Yosef’s name is given two meanings in Tanach. It means both gathering in and adding (Bereisheit 30:23-24). Shmini Atzeret, the last day of chag, the day of Yosef, is a day of this two-fold avodah. We gather in all that we have accomplished, including all of our failings. We recognize that just as the ark carries both the broken luchot and the new luchot, we can carry together, in unity, both our successes and our failures. From that place we can move forward and add.
The Sfat Emet (בראשונה”” (תרלו tells us that this is why Sukkot comes after Rosh Hashana and Yom Kippur. On Yom Kippur we are all baalei teshuva. We feel that we have no place in the world. However, if we can create no place for ourselves from our own strength, Hashem steps in and gives us a place. And the place Hashem gives us is a better, higher place than we could earn on our own. “In the place where baalei teshuva stand, the perfectly righteous are not able to stand (Brachot 34b),” because baalei teshuva stand in a place that was given to them as a gift from heaven.

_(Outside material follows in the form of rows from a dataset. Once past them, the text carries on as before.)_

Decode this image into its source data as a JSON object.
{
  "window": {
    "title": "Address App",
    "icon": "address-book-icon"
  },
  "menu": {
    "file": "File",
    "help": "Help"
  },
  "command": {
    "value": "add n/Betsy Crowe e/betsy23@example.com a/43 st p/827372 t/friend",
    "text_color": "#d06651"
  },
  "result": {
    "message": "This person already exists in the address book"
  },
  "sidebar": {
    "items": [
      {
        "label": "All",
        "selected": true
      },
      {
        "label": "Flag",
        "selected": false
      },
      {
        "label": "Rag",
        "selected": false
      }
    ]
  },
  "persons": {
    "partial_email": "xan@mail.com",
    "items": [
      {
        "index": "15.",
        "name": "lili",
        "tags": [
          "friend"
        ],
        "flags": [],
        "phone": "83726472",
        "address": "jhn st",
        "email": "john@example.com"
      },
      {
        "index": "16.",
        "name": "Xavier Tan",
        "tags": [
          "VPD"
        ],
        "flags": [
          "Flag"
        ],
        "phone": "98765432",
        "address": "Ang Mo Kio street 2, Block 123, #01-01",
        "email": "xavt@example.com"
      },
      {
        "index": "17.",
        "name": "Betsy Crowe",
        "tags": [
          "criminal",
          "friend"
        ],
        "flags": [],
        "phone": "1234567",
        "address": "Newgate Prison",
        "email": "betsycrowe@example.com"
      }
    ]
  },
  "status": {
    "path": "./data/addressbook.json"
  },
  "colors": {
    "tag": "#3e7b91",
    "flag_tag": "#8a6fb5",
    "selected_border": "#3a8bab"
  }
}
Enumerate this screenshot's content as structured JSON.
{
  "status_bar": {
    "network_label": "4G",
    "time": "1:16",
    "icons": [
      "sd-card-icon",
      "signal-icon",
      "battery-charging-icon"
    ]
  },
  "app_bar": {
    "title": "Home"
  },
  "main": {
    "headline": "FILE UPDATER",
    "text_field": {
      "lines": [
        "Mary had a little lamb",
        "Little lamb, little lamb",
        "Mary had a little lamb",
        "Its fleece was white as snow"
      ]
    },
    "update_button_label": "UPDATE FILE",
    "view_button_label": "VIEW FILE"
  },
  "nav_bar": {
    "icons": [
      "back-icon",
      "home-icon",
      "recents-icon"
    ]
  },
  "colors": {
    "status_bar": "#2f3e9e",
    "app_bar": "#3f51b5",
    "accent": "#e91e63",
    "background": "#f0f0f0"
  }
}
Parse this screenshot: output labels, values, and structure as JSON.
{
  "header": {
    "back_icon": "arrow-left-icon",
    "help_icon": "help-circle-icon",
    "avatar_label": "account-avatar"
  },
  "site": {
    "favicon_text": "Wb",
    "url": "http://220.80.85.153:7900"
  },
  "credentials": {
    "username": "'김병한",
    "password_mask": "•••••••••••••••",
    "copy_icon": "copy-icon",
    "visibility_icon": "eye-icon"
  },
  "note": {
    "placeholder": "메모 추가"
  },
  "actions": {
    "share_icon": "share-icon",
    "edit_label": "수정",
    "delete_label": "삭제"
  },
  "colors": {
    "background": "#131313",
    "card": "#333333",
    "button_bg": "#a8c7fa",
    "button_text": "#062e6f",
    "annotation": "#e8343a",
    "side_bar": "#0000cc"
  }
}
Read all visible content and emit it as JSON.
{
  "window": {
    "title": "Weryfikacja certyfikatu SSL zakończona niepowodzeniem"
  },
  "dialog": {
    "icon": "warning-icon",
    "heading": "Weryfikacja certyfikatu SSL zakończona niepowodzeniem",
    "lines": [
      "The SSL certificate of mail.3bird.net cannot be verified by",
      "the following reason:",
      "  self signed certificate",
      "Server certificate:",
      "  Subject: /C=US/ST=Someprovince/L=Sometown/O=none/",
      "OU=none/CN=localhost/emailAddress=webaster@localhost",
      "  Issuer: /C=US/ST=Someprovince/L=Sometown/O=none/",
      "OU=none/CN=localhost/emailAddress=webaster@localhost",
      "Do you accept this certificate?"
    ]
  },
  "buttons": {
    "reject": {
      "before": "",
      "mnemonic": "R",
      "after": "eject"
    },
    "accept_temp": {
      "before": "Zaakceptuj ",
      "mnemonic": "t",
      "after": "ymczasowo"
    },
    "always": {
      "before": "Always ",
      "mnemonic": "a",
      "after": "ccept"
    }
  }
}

Our sukkah is a gift of place from God. We sit in it during the holiday of the harvest, and at the time when the entire world is gathering in the harvest, we do a personal harvest. We gather in our actions over the last 40 days and take the time to absorb the results of our spiritual activities, unifying them, and allowing them to take root in our soul, so that we can use them as a source of joy for the entire year. We can take the time to recognize the value of both our successes and our mistakes. The joy of Sukkot is built on a recognition that Hashem loves us and created us imperfect, so that we could have free will. The process is everything. Every mistake, every place of emptiness, is a precious foundation stone for growth and joy.